Une moyenne exceptionnelle de 20,32/20 au baccalauréat, mais toujours pas de place en classe préparatoire
Les résultats du baccalauréat ont été dévoilés vendredi 6 juillet 2018, révélant des performances académiques remarquables. Parmi elles, celle de Ranitea Gobrait, une jeune bachelière polynésienne qui a obtenu la note impressionnante de 20,32/20, la meilleure de l'archipel. Malgré cet exploit, elle se retrouve dans une situation paradoxale : toujours sans établissement pour poursuivre ses études supérieures à la rentrée 2019.

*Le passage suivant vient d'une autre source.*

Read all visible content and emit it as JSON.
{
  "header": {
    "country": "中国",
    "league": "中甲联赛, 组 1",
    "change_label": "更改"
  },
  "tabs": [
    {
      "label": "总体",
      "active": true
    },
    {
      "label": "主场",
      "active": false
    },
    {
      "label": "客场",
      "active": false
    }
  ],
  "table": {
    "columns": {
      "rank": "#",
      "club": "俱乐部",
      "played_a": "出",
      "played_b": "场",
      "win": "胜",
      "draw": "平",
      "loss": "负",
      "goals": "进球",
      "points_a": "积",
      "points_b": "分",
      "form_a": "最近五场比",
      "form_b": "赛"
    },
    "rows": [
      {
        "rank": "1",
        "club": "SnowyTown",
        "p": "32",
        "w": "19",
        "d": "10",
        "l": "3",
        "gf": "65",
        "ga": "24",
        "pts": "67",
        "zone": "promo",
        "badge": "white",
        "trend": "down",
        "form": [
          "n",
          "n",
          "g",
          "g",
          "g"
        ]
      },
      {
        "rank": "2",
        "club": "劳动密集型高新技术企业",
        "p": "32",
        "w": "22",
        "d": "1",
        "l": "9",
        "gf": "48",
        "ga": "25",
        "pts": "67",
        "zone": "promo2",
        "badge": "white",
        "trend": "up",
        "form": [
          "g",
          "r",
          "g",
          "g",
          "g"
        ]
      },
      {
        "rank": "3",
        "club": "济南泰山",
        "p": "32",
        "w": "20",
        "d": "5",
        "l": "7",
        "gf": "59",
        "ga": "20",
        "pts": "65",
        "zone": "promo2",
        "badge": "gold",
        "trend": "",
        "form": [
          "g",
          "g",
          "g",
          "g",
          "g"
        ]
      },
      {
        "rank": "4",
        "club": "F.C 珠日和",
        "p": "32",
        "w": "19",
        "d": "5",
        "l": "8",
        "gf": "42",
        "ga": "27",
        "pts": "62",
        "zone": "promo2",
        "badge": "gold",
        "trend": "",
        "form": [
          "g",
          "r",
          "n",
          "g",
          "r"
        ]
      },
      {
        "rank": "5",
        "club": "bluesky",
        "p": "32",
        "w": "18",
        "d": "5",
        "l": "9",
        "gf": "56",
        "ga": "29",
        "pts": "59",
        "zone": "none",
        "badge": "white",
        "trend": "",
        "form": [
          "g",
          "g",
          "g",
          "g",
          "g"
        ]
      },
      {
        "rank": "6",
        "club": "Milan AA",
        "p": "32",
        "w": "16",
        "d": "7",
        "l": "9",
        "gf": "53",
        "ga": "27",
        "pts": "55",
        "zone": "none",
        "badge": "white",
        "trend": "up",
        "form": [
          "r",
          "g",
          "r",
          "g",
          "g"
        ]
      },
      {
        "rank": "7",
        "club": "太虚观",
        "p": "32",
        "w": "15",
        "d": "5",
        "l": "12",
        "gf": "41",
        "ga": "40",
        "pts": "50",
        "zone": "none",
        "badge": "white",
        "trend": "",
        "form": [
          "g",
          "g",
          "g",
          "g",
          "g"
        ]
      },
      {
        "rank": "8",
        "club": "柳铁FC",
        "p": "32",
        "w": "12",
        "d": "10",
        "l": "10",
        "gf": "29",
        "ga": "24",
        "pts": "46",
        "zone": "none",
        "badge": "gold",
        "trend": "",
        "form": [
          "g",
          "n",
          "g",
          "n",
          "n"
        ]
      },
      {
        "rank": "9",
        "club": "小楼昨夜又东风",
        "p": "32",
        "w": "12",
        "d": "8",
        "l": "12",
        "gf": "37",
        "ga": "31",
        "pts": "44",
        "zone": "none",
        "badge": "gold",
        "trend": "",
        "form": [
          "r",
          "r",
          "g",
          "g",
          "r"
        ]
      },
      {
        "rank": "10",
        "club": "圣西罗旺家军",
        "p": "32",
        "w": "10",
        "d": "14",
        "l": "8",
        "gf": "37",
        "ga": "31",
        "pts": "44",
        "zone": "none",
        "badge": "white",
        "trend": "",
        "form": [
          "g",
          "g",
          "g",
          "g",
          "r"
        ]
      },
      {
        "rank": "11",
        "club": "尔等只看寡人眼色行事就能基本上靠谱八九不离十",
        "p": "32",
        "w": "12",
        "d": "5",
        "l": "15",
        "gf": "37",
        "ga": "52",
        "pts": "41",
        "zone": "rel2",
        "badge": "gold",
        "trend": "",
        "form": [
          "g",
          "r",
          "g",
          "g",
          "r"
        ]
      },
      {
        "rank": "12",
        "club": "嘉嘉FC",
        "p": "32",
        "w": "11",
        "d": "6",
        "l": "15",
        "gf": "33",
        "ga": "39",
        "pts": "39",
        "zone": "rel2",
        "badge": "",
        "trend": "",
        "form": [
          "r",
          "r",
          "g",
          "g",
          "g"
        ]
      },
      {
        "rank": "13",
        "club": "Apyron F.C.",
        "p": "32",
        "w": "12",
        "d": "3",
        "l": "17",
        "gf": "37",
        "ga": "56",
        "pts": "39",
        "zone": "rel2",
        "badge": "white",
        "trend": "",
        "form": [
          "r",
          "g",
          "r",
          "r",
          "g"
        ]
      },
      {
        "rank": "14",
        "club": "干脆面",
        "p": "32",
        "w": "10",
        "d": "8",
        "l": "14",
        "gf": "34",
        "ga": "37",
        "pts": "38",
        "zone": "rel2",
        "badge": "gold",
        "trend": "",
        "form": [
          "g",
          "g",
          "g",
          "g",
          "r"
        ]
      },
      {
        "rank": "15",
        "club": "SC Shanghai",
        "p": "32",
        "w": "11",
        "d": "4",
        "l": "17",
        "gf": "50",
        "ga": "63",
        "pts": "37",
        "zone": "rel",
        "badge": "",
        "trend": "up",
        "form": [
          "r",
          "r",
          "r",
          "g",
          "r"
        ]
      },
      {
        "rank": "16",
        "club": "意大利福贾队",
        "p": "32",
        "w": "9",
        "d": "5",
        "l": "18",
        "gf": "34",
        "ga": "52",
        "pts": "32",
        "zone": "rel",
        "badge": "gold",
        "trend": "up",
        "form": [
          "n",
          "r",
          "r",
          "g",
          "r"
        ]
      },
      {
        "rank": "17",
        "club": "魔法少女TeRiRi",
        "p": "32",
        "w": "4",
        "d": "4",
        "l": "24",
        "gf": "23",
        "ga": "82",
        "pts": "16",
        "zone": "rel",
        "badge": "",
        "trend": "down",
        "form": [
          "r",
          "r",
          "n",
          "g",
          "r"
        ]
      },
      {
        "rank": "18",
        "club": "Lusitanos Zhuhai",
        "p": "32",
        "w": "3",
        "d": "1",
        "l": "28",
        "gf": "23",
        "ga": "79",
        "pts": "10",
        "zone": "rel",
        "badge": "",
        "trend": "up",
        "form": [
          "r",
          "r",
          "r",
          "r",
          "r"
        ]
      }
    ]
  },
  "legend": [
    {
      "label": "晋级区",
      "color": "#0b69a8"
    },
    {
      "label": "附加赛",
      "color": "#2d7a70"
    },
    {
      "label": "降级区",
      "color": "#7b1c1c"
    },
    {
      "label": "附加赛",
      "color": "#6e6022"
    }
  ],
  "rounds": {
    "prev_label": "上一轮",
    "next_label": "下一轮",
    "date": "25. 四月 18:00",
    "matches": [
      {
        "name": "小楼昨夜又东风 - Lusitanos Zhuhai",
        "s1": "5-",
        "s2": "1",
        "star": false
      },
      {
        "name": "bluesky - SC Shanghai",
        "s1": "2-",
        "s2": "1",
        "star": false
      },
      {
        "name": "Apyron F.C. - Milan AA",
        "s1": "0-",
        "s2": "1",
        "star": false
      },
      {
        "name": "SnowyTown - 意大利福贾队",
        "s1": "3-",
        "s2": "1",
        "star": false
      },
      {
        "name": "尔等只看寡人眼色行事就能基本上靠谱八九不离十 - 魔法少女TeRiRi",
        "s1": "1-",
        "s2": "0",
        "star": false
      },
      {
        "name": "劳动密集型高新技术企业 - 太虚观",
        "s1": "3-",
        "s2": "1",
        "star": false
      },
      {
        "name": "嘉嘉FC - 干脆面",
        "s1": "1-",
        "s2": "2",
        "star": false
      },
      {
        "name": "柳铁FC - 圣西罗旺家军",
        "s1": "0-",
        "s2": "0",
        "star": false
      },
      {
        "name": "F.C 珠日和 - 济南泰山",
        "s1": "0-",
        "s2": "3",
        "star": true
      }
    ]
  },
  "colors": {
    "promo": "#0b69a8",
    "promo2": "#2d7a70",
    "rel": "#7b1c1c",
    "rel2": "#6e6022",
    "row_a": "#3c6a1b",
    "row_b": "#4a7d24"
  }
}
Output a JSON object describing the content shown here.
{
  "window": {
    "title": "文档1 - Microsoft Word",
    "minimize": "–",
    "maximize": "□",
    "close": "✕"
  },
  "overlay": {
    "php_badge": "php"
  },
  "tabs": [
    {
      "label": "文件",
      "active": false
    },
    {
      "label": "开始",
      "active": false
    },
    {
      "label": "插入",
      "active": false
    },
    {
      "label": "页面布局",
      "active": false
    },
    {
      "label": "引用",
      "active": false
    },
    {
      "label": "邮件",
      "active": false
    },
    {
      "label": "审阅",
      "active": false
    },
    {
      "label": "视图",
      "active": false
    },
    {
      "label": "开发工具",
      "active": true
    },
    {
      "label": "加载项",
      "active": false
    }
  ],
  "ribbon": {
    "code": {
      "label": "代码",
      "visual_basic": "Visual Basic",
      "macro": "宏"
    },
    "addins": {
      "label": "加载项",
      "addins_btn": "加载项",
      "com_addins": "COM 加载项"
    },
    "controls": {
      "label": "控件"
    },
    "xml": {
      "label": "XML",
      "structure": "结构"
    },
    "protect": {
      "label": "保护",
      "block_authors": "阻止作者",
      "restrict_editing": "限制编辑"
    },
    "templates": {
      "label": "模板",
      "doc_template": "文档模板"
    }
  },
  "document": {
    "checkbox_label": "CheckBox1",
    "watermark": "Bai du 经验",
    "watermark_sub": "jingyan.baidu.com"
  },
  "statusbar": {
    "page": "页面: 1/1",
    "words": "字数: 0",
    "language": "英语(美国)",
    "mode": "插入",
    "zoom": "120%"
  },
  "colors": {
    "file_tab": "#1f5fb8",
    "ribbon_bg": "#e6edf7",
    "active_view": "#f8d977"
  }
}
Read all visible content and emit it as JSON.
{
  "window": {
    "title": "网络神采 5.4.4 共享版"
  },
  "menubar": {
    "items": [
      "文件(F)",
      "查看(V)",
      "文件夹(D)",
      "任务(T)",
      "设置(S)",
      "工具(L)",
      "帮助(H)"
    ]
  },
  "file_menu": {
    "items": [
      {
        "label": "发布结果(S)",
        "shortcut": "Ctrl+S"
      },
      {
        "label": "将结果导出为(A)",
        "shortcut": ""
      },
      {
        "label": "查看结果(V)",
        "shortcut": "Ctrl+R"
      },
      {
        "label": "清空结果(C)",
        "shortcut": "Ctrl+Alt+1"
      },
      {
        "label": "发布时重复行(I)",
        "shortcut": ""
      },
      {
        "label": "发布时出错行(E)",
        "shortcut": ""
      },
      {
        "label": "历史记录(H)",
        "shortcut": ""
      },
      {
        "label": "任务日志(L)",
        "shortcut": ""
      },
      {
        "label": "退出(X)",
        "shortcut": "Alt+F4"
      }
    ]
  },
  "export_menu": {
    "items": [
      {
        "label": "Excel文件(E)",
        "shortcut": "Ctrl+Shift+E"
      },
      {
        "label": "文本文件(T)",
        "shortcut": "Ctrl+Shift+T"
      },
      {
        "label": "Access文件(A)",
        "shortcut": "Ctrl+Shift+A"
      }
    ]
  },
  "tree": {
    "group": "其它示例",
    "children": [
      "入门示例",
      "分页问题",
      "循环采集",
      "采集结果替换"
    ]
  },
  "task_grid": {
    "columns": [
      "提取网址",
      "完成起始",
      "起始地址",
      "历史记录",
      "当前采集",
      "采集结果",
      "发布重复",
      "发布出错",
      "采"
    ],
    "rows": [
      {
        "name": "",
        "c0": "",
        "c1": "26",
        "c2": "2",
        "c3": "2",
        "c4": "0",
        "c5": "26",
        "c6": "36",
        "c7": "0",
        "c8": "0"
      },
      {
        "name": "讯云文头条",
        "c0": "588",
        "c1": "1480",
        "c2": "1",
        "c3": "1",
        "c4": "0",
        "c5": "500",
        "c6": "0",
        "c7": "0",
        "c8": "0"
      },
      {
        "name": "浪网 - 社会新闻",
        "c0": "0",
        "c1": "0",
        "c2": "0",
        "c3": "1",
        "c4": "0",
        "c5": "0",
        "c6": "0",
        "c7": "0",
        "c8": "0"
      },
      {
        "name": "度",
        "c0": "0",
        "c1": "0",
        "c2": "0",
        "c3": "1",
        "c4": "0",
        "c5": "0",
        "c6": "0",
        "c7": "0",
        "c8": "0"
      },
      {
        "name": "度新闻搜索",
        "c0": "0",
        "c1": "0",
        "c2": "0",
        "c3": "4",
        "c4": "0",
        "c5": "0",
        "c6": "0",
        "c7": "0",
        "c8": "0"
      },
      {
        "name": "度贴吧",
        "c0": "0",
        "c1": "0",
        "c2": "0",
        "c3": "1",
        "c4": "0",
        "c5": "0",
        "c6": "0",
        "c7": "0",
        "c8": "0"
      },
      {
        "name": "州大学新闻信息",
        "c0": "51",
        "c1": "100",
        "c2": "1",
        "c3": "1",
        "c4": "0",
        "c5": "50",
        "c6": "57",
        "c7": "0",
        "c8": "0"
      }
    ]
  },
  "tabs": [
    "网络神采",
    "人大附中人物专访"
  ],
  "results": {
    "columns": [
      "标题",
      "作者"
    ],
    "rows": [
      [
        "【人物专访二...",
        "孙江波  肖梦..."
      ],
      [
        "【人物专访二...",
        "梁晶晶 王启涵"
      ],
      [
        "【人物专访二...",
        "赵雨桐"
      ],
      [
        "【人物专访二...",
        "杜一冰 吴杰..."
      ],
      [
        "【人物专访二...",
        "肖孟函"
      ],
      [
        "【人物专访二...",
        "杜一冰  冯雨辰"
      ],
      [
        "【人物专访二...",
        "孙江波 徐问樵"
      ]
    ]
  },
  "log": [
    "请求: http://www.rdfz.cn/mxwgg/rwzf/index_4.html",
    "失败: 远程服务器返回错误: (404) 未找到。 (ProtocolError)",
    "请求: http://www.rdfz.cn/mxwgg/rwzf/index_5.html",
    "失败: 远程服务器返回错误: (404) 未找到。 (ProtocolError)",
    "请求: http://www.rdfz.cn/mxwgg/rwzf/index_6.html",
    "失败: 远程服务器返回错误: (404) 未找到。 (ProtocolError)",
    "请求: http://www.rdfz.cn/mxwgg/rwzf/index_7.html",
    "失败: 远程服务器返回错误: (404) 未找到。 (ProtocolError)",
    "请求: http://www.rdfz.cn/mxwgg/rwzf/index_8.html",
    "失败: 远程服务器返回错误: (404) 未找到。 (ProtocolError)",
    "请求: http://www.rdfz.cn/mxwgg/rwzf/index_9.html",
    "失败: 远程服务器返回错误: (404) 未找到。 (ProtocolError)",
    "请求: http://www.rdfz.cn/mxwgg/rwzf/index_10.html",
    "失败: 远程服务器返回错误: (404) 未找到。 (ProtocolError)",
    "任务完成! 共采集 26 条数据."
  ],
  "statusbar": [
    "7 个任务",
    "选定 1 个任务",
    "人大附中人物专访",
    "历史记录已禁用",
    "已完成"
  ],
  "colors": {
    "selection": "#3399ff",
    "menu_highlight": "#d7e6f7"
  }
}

Un parcours semé d'obstacles géographiques
Ranitea Gobrait, major du baccalauréat en Polynésie, a essuyé plusieurs refus de la part d'établissements parisiens. Actuellement, elle est en liste d'attente pour une classe préparatoire aux grandes écoles (CPGE) au lycée Pierre-de-Fermat, à Toulouse. « Je trouve ça aberrant », déplore-t-elle, citée par franceinfo. « Je ne suis pas la seule dans ce cas : il y a beaucoup de bons élèves qui subissent le fait d'être à Tahiti. Je trouve que c'est dommage de nous fermer les portes comme ça, on devrait nous laisser notre chance. »
Cette championne de natation, au parcours scolaire exemplaire, illustre les difficultés que peuvent rencontrer les élèves des territoires ultramarins dans l'accès à certaines formations sélectives.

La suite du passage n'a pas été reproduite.